FBI: Hate crimes spike, most sharply against Muslims
November 21, 2016 2023-08-14 14:41FBI: Hate crimes spike, most sharply against Muslims
FBI: Hate crimes spike, most sharply against Muslims
The latest FBI annual hate crime report shows a sharp spike in the number of hate crimes nationwide, with attacks against Muslims increasing the most sharply.
In one year, anti-Muslim hate crimes in the United States rose 67%, from 154 incidents in 2014 to 257 in 2015, according to the latest numbers released in the bureau’s Hate Crime Statistics report on Monday, 14th Novemebr.
In sheer numbers, anti-Jewish incidents (664) were higher in 2015, but the percentage increase was much higher for incidents involving Muslim victims.
“That is the highest number since 2001, when the al Qaeda attacks on New York and elsewhere drove the number to its highest ever level, 481 hate crimes,” according to Mark Potok with the Southern Poverty Law Center.
The FBI defines a hate crime as a “criminal offense against a person or property motivated in whole or in part by an offender’s bias against a race, religion, disability, sexual orientation, ethnicity, gender, or gender identity.”
Law enforcement agencies submit incident reports annually; the reports include information detailing the offenses, victims, offenders and locations of hate crimes.
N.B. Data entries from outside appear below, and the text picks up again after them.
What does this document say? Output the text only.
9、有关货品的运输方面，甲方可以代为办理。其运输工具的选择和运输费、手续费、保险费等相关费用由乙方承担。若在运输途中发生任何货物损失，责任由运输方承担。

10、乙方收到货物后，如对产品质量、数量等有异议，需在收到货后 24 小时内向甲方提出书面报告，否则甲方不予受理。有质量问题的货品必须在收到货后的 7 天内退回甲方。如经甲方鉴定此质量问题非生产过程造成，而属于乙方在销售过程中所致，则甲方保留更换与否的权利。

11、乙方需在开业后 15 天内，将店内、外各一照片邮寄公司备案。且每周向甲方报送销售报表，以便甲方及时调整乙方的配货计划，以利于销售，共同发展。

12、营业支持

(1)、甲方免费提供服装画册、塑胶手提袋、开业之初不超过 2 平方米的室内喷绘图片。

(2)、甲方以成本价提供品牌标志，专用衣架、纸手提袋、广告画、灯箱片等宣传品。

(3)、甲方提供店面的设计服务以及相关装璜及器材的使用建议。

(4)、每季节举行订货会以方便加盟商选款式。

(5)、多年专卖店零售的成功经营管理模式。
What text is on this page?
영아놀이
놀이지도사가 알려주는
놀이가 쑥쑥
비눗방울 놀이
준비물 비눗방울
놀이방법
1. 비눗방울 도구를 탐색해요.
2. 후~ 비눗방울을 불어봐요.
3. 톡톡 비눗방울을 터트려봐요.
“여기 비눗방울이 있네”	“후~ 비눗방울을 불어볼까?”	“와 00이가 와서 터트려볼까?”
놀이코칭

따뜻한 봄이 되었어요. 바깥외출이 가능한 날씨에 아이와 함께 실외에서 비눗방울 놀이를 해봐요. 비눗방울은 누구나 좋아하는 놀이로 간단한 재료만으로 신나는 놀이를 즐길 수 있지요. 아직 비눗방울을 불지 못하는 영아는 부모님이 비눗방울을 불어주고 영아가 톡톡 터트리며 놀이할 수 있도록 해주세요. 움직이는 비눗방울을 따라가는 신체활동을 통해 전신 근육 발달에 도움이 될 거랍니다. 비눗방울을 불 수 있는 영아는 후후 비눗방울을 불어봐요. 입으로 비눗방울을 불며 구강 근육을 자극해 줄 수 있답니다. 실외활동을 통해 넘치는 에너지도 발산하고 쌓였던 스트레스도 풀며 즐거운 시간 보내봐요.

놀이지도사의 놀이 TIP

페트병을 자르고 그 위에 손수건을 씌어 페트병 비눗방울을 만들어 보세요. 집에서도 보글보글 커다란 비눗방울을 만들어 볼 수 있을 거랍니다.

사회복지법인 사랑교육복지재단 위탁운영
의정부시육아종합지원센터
The bureau’s Uniform Crime Reporting Program data showed 5,850 hate crime incidents reported to police in 2015, a 6.8% increase from the 5,479 incidents reported in 2014.
The report recorded 5,818 “single-bias” incidents, incidents in which one or more offense types are motivated by the same bias. Of those, 59.2% were motivated by a racial, ethnic and/or ancestry bias; 19.7% by a religious bias; 17.7% by a sexual orientation bias; and 3.3% by a gender identity, disability or gender bias.
Hate crimes against minorities other than Muslims also increased, according to the report. Anti-Jewish hate crimes rose 9%, anti-black hate crimes went up by almost 8%, and anti-LGBT hate crimes increased by nearly 5%, while anti-Latino hate crimes remained steady.